Aquanaut is a game of underwater exploration that puts you in the driver's seat of a small submersible pod on a mission to discover hidden treasures. Using your mouse, click and hold to guide the pod around a colorful undersea world. Navigate through dangers of the sea, up and around rocks and structures and, with a steady hand and a little luck, you will find the treasure chest at the end of each level. As an added challenge for additional points, collect coins and gems scattered around the levels to increase your score.
The dangers that stand in your way are the plentiful sea creatures that inhabit the world. Ranging from puffer fish — that rhythmically expand and contract, often blocking your path — to some very smiley starfish, these enemies will damage your pod with every touch. At your disposal is an unlimited stash of depth charges. Press [space] a drop charge that will go off in three seconds or when it comes in contact with an enemy, which ever comes first. Most enemies take multiple hits to destroy, but will drop precious coins and valuable gems. Just be careful not to get in the way of your own charge, as they, too, will damage your pod.
The tide also plays an important part in your adventure. Depending on the stage, the water level will rise and fall in certain areas, occasionally exposing small islands or areas that your pod can roll across, albeit slowly.

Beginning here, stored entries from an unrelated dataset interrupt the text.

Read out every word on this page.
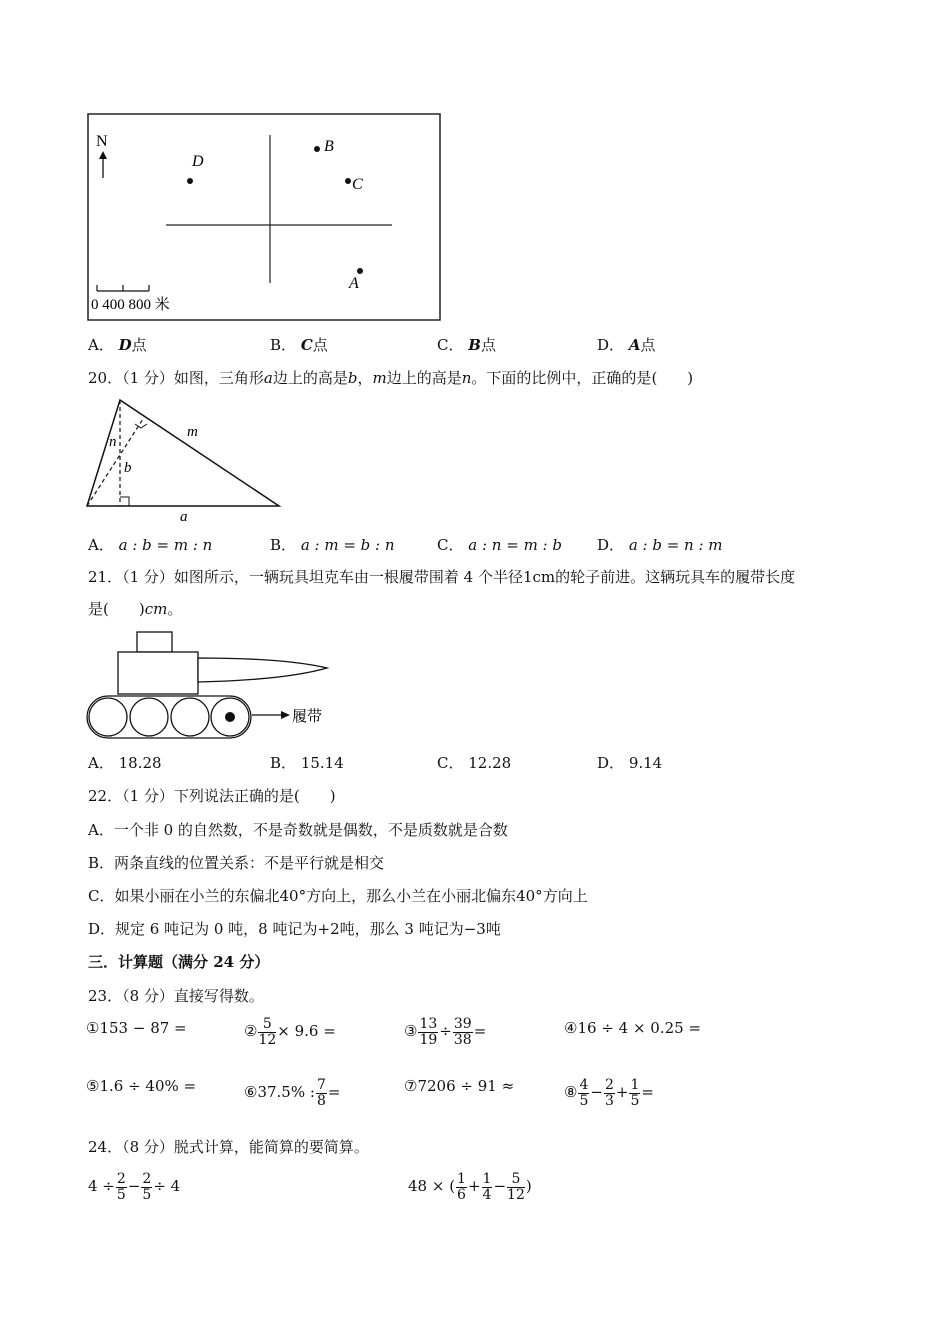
N
D
B
C
A
0 400 800 米
A． D点	B． C点	C． B点	D． A点
20．（1 分）如图，三角形a边上的高是b，m边上的高是n。下面的比例中，正确的是( )
n
b
m
a
A． a : b = m : n	B． a : m = b : n	C． a : n = m : b D． a : b = n : m
21．（1 分）如图所示，一辆玩具坦克车由一根履带围着 4 个半径1cm的轮子前进。这辆玩具车的履带长度
是( )cm。
履带
A． 18.28	B． 15.14	C． 12.28	D． 9.14
22．（1 分）下列说法正确的是( )
A．一个非 0 的自然数，不是奇数就是偶数，不是质数就是合数
B．两条直线的位置关系：不是平行就是相交
C．如果小丽在小兰的东偏北40°方向上，那么小兰在小丽北偏东40°方向上
D．规定 6 吨记为 0 吨，8 吨记为+2吨，那么 3 吨记为−3吨
三．计算题（满分 24 分）
23．（8 分）直接写得数。
①153 − 87 =	② $\frac{5}{12} \times 9.6$ =	③ $\frac{13}{19} \div \frac{39}{38}$ =	④16 ÷ 4 × 0.25 =
⑤1.6 ÷ 40% =	⑥37.5% : $\frac{7}{8}$ =	⑦7206 ÷ 91 ≈	⑧ $\frac{4}{5} - \frac{2}{3} + \frac{1}{5}$ =
24．（8 分）脱式计算，能简算的要简算。
$4 \div \frac{2}{5} - \frac{2}{5} \div 4$	48 × ( $\frac{1}{6} + \frac{1}{4} - \frac{5}{12}$ )
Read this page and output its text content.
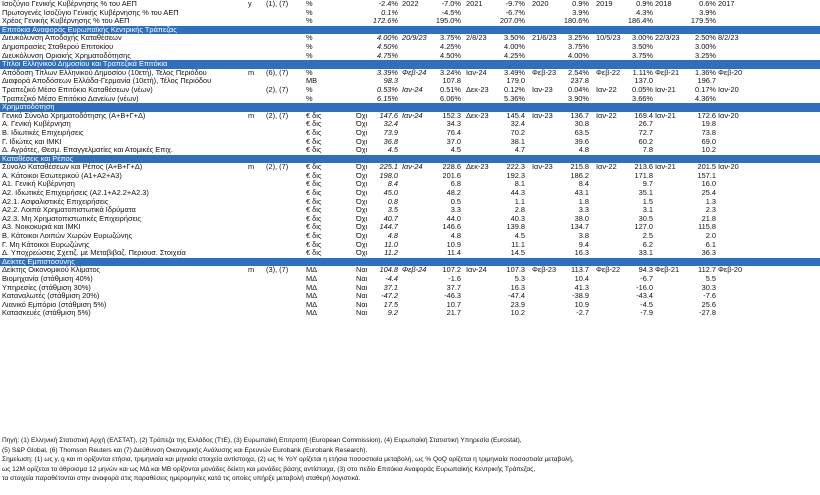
Ισοζύγιο Γενικής Κυβέρνησης % του ΑΕΠ	y	(1), (7)	%	-2.4% 2022	-7.0% 2021	-9.7% 2020	0.9% 2019	0.9% 2018	0.6% 2017
Πρωτογενές Ισοζύγιο Γενικής Κυβέρνησης % του ΑΕΠ	%	0.1%	-4.5%	-6.7%	3.9%	4.3%	3.9%
Χρέος Γενικής Κυβέρνησης % του ΑΕΠ	%	172.6%	195.0%	207.0%	180.6%	186.4%	179.5%
Επιτόκια Αναφοράς Ευρωπαϊκής Κεντρικής Τράπεζας
Διευκόλυνση Αποδοχής Καταθέσεων	%	4.00% 20/9/23	3.75% 2/8/23	3.50% 21/6/23	3.25% 10/5/23	3.00% 22/3/23	2.50% 8/2/23
Δημοπρασίες Σταθερού Επιτοκίου	%	4.50%	4.25%	4.00%	3.75%	3.50%	3.00%
Διευκόλυνση Οριακής Χρηματοδότησης	%	4.75%	4.50%	4.25%	4.00%	3.75%	3.25%
Τίτλοι Ελληνικού Δημοσίου και Τραπεζικά Επιτόκια
Απόδοση Τίτλων Ελληνικού Δημοσίου (10ετή), Τέλος Περιόδου	m	(6), (7)	%	3.39% Φεβ-24	3.24% Ιαν-24	3.49% Φεβ-23	2.54% Φεβ-22	1.11% Φεβ-21	1.36% Φεβ-20
Διαφορά Αποδόσεων Ελλάδα-Γερμανία (10ετή), Τέλος Περιόδου	ΜΒ	98.3	107.8	179.0	237.8	137.0	196.7
Τραπεζικό Μέσο Επιτόκιο Καταθέσεων (νέων)	(2), (7)	%	0.53% Ιαν-24	0.51% Δεκ-23	0.12% Ιαν-23	0.04% Ιαν-22	0.05% Ιαν-21	0.17% Ιαν-20
Τραπεζικό Μέσο Επιτόκιο Δανείων (νέων)	%	6.15%	6.06%	5.36%	3.90%	3.66%	4.36%
Χρηματοδότηση
Γενικό Σύνολο Χρηματοδότησης (Α+Β+Γ+Δ)	m	(2), (7)	€ δις	Όχι	147.6 Ιαν-24	152.3 Δεκ-23	145.4 Ιαν-23	136.7 Ιαν-22	169.4 Ιαν-21	172.6 Ιαν-20
Α. Γενική Κυβέρνηση	€ δις	Όχι	32.4	34.3	32.4	30.8	26.7	19.8
Β. Ιδιωτικές Επιχειρήσεις	€ δις	Όχι	73.9	76.4	70.2	63.5	72.7	73.8
Γ. Ιδιώτες και ΙΜΚΙ	€ δις	Όχι	36.8	37.0	38.1	39.6	60.2	69.0
Δ. Αγρότες, Θεσμ. Επαγγελματίες και Ατομικές Επιχ.	€ δις	Όχι	4.5	4.5	4.7	4.8	7.8	10.2
Καταθέσεις και Ρέπος
Σύνολο Καταθέσεων και Ρέπος (Α+Β+Γ+Δ)	m	(2), (7)	€ δις	Όχι	225.1 Ιαν-24	228.6 Δεκ-23	222.3 Ιαν-23	215.8 Ιαν-22	213.6 Ιαν-21	201.5 Ιαν-20
Α. Κάτοικοι Εσωτερικού (Α1+Α2+Α3)	€ δις	Όχι	198.0	201.6	192.3	186.2	171.8	157.1
Α1. Γενική Κυβέρνηση	€ δις	Όχι	8.4	6.8	8.1	8.4	9.7	16.0
Α2. Ιδιωτικές Επιχειρήσεις (Α2.1+Α2.2+Α2.3)	€ δις	Όχι	45.0	48.2	44.3	43.1	35.1	25.4
Α2.1. Ασφαλιστικές Επιχειρήσεις	€ δις	Όχι	0.8	0.5	1.1	1.8	1.5	1.3
Α2.2. Λοιπά Χρηματοπιστωτικά Ιδρύματα	€ δις	Όχι	3.5	3.3	2.8	3.3	3.1	2.3
Α2.3. Μη Χρηματοπιστωτικές Επιχειρήσεις	€ δις	Όχι	40.7	44.0	40.3	38.0	30.5	21.8
Α3. Νοικοκυριά και ΙΜΚΙ	€ δις	Όχι	144.7	146.6	139.8	134.7	127.0	115.8
Β. Κάτοικοι Λοιπών Χωρών Ευρωζώνης	€ δις	Όχι	4.8	4.8	4.5	3.8	2.5	2.0
Γ. Μη Κάτοικοι Ευρωζώνης	€ δις	Όχι	11.0	10.9	11.1	9.4	6.2	6.1
Δ. Υποχρεώσεις Σχετιζ. με Μεταβιβαζ. Περιουσ. Στοιχεία	€ δις	Όχι	11.2	11.4	14.5	16.3	33.1	36.3
Δείκτες Εμπιστοσύνης
Δείκτης Οικονομικού Κλίματος	m	(3), (7)	ΜΔ	Ναι	104.8 Φεβ-24	107.2 Ιαν-24	107.3 Φεβ-23	113.7 Φεβ-22	94.3 Φεβ-21	112.7 Φεβ-20
Βιομηχανία (στάθμιση 40%)	ΜΔ	Ναι	-4.4	-1.6	5.3	10.4	-6.7	5.5
Υπηρεσίες (στάθμιση 30%)	ΜΔ	Ναι	37.1	37.7	16.3	41.3	-16.0	30.3
Καταναλωτές (στάθμιση 20%)	ΜΔ	Ναι	-47.2	-46.3	-47.4	-38.9	-43.4	-7.6
Λιανικό Εμπόριο (στάθμιση 5%)	ΜΔ	Ναι	17.5	10.7	23.9	10.9	-4.5	25.6
Κατασκευές (στάθμιση 5%)	ΜΔ	Ναι	9.2	21.7	10.2	-2.7	-7.9	-27.8
Πηγή: (1) Ελληνική Στατιστική Αρχή (ΕΛΣΤΑΤ), (2) Τράπεζα της Ελλάδος (ΤτΕ), (3) Ευρωπαϊκή Επιτροπή (European Commission), (4) Ευρωπαϊκή Στατιστική Υπηρεσία (Eurostat),
(5) S&P Global, (6) Thomson Reuters και (7) Διεύθυνση Οικονομικής Ανάλυσης και Ερευνών Eurobank (Eurobank Research).
Σημείωση: (1) ως y, q και m ορίζονται ετήσια, τριμηνιαία και μηνιαία στοιχεία αντίστοιχα, (2) ως % YoY ορίζεται η ετήσια ποσοστιαία μεταβολή, ως % QoQ ορίζεται η τριμηνιαία ποσοστιαία μεταβολή,
ως 12Μ ορίζεται το άθροισμα 12 μηνών και ως ΜΔ και ΜΒ ορίζονται μονάδες δείκτη και μονάδες βάσης αντίστοιχα, (3) στο πεδίο Επιτόκια Αναφοράς Ευρωπαϊκής Κεντρικής Τράπεζας,
τα στοιχεία παραθέτονται στην αναφορά στις παραθέσεις ημερομηνίες κατά τις οποίες υπήρξε μεταβολή σταθερή λογιστικά.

Analysis: I love games that involve underwater exploration, and Aquanaut serves up a hearty dose of this type of fun. As usual, Nitrome delivers graphically with stunning pixel art and fantastic water effects. Everything in the game, from the water line as you get near the surface to the coral lining the rock boundaries, all fits very well. The enemies are drawn in a familiar Nitrome style, and yet are fairly widely varied as the game progresses. After a while, though, the levels themselves tend to blend together because there isn't much variation in the level decor.
The gameplay in Aquanaut moves at a comfortable pace, improving on the somewhat sluggish movement from both enemies and player-controlled characters that we've seen from Nitrome in the past. In fact, I often had to slow myself down as I was blasting through the levels and slamming into enemies with little regard for safety. Needless to say, this isn't an effective strategy; around level 6, the game's difficulty ramps up and demands a lot more finesse. With this difficulty comes more frustration, and it begins to seem like three hits isn't quite enough to get through these later levels. Making good use of the depth charges becomes essential if you wish to make it to the high score table. But the reward of just finishing each level was enough for me.
If you've played Nitrome's games before, you will find some familiar elements as well as some welcome additions and improvements. If you've never played a Nitrome game before, Aquanaut is a great place to start.